The very idea of Pangaea has always fascinated me (insert nerd emoji here) yet the evidence suggests it was a difficult place for evolution to happen. In fact, that is an understatement: Wignall’s reconstruction of the deep history suggests that Pangaea was not just the scene of disasters but also a major factor in their scale and frequency.
The issue was volcanoes, and not just the piddling sort of modern times that could wipe out a city or two. The biggest volcano of the last thousand years produced about 30 cubic kilometers of magma, while a given Pangaean volcano (one of an untold number) threw out millions of cubic kilometers. The eruptions filled the atmosphere with carbon dioxide while also setting off chain reactions that created hot, de-oxygenated, acidic oceans, killing off much marine life.
The fracturing of Pangaea did not mean a complete end to monster volcanoes and their sundry terrible side effects (including periods of climate change, up and down in temperature). But Wignall suggests that the supercontinent’s eventual dispersal into smaller landmasses created better conditions for evolution -- and even for simple survival.
“A huge continent has vast areas in the interior that are too far away from the sea to receive much rain,” he writes. “In contrast, smaller, more fragmented continents receive precipitation over a greater area …. Continental runoff also supplies nutrients to the oceans, which stimulate plankton growth that removes more carbon dioxide, which gets buried as organic carbon in marine sedimentary rocks.”
Which, in turn, makes for relatively more moderate short-term changes in climate.
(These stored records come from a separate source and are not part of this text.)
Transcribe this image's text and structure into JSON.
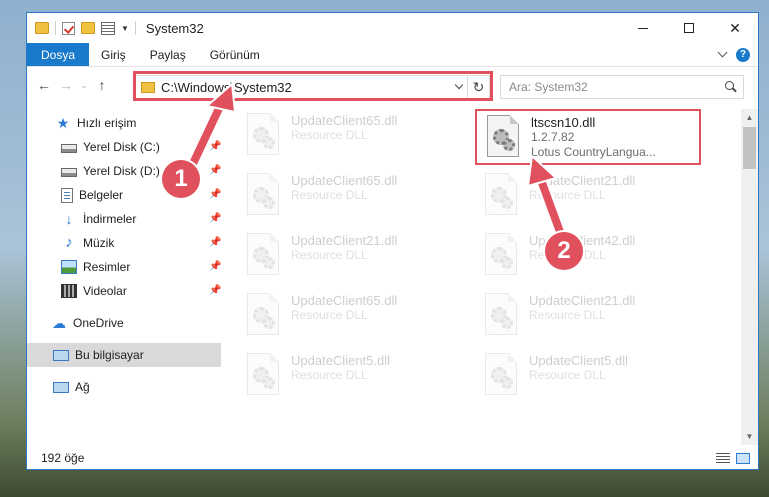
{
  "window": {
    "title": "System32"
  },
  "ribbon": {
    "tabs": [
      "Dosya",
      "Giriş",
      "Paylaş",
      "Görünüm"
    ],
    "help": "?"
  },
  "navigation": {
    "address": "C:\\Windows\\System32",
    "search_placeholder": "Ara: System32"
  },
  "sidebar": {
    "items": [
      {
        "label": "Hızlı erişim",
        "icon": "star-icon"
      },
      {
        "label": "Yerel Disk (C:)",
        "icon": "disk-icon",
        "pinned": true
      },
      {
        "label": "Yerel Disk (D:)",
        "icon": "disk-icon",
        "pinned": true
      },
      {
        "label": "Belgeler",
        "icon": "documents-icon",
        "pinned": true
      },
      {
        "label": "İndirmeler",
        "icon": "download-icon",
        "pinned": true
      },
      {
        "label": "Müzik",
        "icon": "music-icon",
        "pinned": true
      },
      {
        "label": "Resimler",
        "icon": "pictures-icon",
        "pinned": true
      },
      {
        "label": "Videolar",
        "icon": "videos-icon",
        "pinned": true
      },
      {
        "label": "OneDrive",
        "icon": "cloud-icon"
      },
      {
        "label": "Bu bilgisayar",
        "icon": "computer-icon",
        "selected": true
      },
      {
        "label": "Ağ",
        "icon": "network-icon"
      }
    ]
  },
  "files": [
    {
      "name": "UpdateClient65.dll",
      "type": "Resource DLL",
      "faded": true
    },
    {
      "name": "ltscsn10.dll",
      "version": "1.2.7.82",
      "desc": "Lotus CountryLangua...",
      "faded": false
    },
    {
      "name": "UpdateClient65.dll",
      "type": "Resource DLL",
      "faded": true
    },
    {
      "name": "UpdateClient21.dll",
      "type": "Resource DLL",
      "faded": true
    },
    {
      "name": "UpdateClient21.dll",
      "type": "Resource DLL",
      "faded": true
    },
    {
      "name": "UpdateClient42.dll",
      "type": "Resource DLL",
      "faded": true
    },
    {
      "name": "UpdateClient65.dll",
      "type": "Resource DLL",
      "faded": true
    },
    {
      "name": "UpdateClient21.dll",
      "type": "Resource DLL",
      "faded": true
    },
    {
      "name": "UpdateClient5.dll",
      "type": "Resource DLL",
      "faded": true
    },
    {
      "name": "UpdateClient5.dll",
      "type": "Resource DLL",
      "faded": true
    }
  ],
  "status": {
    "item_count": "192 öğe"
  },
  "annotations": {
    "step1": "1",
    "step2": "2",
    "color": "#e0505d"
  }
}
One benefit of studying volcanic activity of the Pangaean era is that it created “effects that may be akin to modern anthropogenic activity, such as the emission of huge amounts of carbon dioxide into the atmosphere.” The author avoids speculating on the more dire potential implications, but indicates that having dispersed continents now is at least some advantage.
As a side note, let me mention the surprise at seeing a geologist use the word “catastrophism” in a neutral way. Evidently uniformitarianism is no longer quite the bedrock principle that it seemed in the wake of “Lyell on geology” -- a development that believers in Noah’s Ark seem to find encouraging. But catastrophism as Wignall and his colleagues understand it means recognizing that the unimaginably vast stretches of time in which the earth changes slowly have been punctuated, on occasion, by cataclysmic events lasting a few hundred thousand years. On the grand scale, that counts as sudden change. But 40 days and 40 nights it isn’t.